Police say they can't issue a violation unless an officer witnesses the placard being used by someone to whom it doesn't belong. Police also say they don't patrol for parking violations on private property, such as in shopping mall parking lots.

The lack of enforcement has led to the rise of handicapped-parking vigilantes. At one Web site, self-appointed enforcers can even order special blue Post-it notes to leave on violators' cars that read: "You've been reported at HandicappedFraud.org."

Mike and Maureen Birdsall, web designers in Lafayette, Calif., started the site four years ago after Maureen became frustrated over not being able to find parking for her brother, who has cerebral palsy, and her grandfather, who was suffering from macular degeneration and dementia. Mike Birdsall said the site gets about 5,000 hits a month; about 50 reports of handicapped-parking misdeeds are posted each week.

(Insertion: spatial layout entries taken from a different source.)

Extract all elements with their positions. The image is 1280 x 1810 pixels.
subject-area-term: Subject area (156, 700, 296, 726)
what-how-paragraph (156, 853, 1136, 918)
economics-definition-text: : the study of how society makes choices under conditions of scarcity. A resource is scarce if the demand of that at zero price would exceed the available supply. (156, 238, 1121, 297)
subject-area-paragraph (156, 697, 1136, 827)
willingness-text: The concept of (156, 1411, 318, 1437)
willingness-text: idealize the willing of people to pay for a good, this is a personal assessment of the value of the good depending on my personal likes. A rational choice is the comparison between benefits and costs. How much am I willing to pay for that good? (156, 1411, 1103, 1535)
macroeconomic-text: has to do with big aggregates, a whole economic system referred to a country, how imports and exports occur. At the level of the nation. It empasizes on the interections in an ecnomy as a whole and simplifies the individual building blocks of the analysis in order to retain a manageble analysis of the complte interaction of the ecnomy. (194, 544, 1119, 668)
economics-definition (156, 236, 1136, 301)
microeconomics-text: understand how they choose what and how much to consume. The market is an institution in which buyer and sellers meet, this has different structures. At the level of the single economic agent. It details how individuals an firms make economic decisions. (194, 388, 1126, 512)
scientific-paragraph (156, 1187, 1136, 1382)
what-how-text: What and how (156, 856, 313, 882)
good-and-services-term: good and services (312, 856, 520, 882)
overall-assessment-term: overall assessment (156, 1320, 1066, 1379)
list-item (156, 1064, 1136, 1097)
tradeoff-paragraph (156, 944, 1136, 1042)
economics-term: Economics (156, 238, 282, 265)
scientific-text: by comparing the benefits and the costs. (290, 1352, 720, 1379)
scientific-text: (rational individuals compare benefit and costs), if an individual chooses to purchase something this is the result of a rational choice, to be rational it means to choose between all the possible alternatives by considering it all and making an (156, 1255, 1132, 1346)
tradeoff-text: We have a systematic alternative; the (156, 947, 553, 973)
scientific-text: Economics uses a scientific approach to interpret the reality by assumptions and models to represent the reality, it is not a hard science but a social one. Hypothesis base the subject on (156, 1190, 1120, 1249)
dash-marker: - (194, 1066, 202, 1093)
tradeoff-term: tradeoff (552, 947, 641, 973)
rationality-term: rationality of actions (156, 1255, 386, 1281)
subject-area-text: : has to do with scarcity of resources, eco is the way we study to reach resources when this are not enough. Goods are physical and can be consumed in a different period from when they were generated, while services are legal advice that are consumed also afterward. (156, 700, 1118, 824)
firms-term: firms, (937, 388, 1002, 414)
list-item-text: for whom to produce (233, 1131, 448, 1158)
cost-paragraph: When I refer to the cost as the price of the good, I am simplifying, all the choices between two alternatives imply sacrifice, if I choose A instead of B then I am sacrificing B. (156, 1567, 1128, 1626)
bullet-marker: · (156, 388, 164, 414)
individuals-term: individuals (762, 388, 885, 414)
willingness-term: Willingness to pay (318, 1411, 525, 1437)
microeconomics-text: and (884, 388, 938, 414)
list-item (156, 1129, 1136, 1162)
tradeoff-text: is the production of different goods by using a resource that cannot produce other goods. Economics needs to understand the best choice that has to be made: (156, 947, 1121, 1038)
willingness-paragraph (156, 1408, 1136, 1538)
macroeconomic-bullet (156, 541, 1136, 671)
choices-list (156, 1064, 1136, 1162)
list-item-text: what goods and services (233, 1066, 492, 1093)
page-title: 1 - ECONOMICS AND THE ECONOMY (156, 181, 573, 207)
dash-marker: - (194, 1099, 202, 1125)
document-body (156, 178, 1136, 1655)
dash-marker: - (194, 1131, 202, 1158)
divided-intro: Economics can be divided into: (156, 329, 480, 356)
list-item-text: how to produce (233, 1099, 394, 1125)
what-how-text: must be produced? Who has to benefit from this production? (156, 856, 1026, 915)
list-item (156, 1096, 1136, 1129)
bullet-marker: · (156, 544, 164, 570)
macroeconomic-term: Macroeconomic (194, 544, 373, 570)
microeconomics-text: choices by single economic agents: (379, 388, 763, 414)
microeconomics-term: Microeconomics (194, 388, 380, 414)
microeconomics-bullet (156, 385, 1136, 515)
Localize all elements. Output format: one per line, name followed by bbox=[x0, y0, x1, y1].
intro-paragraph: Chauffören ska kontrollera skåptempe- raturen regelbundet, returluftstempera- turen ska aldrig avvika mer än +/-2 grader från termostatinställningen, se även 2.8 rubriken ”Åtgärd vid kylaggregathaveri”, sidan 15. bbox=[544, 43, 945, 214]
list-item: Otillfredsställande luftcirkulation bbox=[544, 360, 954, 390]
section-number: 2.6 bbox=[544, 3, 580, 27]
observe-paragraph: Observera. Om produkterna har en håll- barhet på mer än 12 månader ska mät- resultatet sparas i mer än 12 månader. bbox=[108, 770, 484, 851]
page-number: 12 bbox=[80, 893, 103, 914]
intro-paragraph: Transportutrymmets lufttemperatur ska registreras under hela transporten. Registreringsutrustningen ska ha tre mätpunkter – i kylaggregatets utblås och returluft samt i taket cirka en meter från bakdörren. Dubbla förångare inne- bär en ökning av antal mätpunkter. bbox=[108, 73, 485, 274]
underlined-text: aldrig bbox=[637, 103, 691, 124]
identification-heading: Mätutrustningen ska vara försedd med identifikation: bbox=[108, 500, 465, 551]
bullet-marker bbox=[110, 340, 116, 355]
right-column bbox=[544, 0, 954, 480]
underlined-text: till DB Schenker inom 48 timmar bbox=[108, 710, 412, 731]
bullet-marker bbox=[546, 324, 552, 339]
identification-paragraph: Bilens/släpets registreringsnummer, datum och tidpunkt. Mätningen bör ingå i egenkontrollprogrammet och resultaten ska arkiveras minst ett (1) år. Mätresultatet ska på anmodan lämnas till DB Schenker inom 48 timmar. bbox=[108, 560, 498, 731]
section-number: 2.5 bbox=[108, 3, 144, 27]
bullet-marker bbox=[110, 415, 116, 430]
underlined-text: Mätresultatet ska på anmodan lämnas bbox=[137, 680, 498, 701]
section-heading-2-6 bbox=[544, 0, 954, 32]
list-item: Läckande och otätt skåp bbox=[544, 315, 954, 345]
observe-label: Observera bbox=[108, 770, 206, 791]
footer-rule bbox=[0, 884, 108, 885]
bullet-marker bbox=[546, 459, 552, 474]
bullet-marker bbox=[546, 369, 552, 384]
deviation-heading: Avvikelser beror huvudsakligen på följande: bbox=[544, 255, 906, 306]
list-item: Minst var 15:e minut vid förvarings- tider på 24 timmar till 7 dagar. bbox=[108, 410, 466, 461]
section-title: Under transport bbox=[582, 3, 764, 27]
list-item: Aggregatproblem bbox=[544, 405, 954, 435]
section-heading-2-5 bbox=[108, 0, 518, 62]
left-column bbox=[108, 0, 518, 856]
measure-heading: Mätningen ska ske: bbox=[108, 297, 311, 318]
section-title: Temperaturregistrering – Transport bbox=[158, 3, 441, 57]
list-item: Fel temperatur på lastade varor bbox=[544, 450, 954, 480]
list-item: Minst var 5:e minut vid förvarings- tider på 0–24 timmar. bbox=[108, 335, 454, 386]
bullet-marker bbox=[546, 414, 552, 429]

"We started it so we could feel a little bit empowered about this," Mike Birdsall said. "I'm not happy with the response from the government agencies."

Disabled residents and their caregivers in the Washington area said some of the worst spots for handicapped-parking violations are at Metro stations, around government buildings, and at big-box outlets such as Target, Wal-Mart, and Costco, where the combination of tight parking and unwieldy 36-roll packages of toilet paper seems to intensify the temptation to park illegally.

Bobby Coward, a quadriplegic and co-founder of DIRECT Action, a local disability rights group, was not able to park in a handicapped space at Costco in Pentagon City two months ago because the spot was occupied by a car with no handicapped placard or tags. His mother was at the wheel; he cannot drive. When he complained to a store manager, he was told the lot was managed by a separate company. Then, according to Coward, a parking enforcement officer said he didn't have his ticketing book with him.

Residents near the Metrobus barn on 44th Street NW complain that an unusually large number of cars parked at meters in front of the depot have handicapped placards. On Friday morning, 10 of 30 cars parked on the depot's block sported placards. Asked if a lot of his colleagues were disabled, a Metro employee getting out of a red Toyota with a handicapped placard said the culprit was an office building across the street that housed services for seniors. But no such services were listed in the building's directory.

Many apparent scofflaws say they are accidental violators. At a metered spot on a downtown Washington street Wednesday, a reporter saw Mark Anthony of Hyattsville getting into a gray Volkswagen with a Maryland handicapped placard hanging from the rearview mirror. Anthony said the car and placard belonged to his mother, a diabetic whom he often shuttles around, especially at night because she can't see well in the dark.

That morning, however, he was alone. Anthony said he was using his mother's car because his was in the shop. "I forget it's in there," he said of the placard.

Asked if he has ever used his mother's placard to park in a handicapped space when he is alone, he shook his head. "I don't think [people] should park there if they're not handicapped," he said.